Truth? Yes, we need buckets full of that. Eschewing miracles does not necessary imply, though it ought, a complementary compulsion towards seeking the truth. Confidence in continually improving our understanding, in appreciating the underlying unity of it all, should encourage us to avoid the easy explanation of miracles.

Dreams are different than miracles; hopes are different too. Either however, that requires a miracle will go unfulfilled. We've come, sensibly, to prefer reality to dreams. Mankind has no more need for miracles; "we find the one, quite adequate." That miracle includes the word that there are to be no more messengers. But does that exclude the possibility of subsequent messages? The word is that, seeking peace, every nation (language?) receives a message.
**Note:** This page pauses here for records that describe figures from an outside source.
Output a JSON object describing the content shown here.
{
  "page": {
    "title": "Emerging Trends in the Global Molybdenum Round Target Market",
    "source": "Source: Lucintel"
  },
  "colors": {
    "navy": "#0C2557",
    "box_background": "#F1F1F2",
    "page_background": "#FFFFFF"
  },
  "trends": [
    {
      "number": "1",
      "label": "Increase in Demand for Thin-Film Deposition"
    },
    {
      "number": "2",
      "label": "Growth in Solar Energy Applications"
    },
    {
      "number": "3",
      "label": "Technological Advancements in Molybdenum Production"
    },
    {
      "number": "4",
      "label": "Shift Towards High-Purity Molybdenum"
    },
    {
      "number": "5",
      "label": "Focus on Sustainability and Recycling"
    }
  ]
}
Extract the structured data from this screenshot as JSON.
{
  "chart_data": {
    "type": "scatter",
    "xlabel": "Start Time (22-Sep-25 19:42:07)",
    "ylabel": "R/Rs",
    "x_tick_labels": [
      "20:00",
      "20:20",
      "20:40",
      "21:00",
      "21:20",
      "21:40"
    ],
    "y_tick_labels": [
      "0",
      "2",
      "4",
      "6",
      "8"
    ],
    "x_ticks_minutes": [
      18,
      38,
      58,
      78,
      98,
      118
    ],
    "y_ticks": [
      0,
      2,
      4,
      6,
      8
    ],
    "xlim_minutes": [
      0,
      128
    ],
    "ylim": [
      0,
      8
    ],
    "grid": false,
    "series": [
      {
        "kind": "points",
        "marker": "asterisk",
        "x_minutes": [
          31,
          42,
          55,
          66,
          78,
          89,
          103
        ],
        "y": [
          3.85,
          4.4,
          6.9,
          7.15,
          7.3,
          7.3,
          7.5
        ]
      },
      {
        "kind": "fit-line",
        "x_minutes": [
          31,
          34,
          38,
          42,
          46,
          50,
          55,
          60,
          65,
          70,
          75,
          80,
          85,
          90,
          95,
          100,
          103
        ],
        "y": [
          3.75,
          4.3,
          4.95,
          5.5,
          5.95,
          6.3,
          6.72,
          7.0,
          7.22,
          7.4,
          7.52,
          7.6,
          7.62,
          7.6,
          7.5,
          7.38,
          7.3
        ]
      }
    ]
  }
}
Is Star Trek such in English? The iconoclastic Great Bird never assumed the airs of a miraculous messenger, yet a message emerged which inconceivably would have occurred without him. That doesn't make him a miracle worker.

The realization of our dreams by our own hands will satisfy us sweeter if we haven't counted on the necessity of a miracle. The plaintive demise of Trek on the screen should mean nothing. "He's not really gone, so long as we remember him." Similarly the message is not really gone, so long as we remember it. It becomes its own challenge, its own test: that should it not persevere, it really wasn't a message. Does that make it far less than a miracle, or actually more? The paradox of the miracle in life, is that the best miracle is no miracle at all.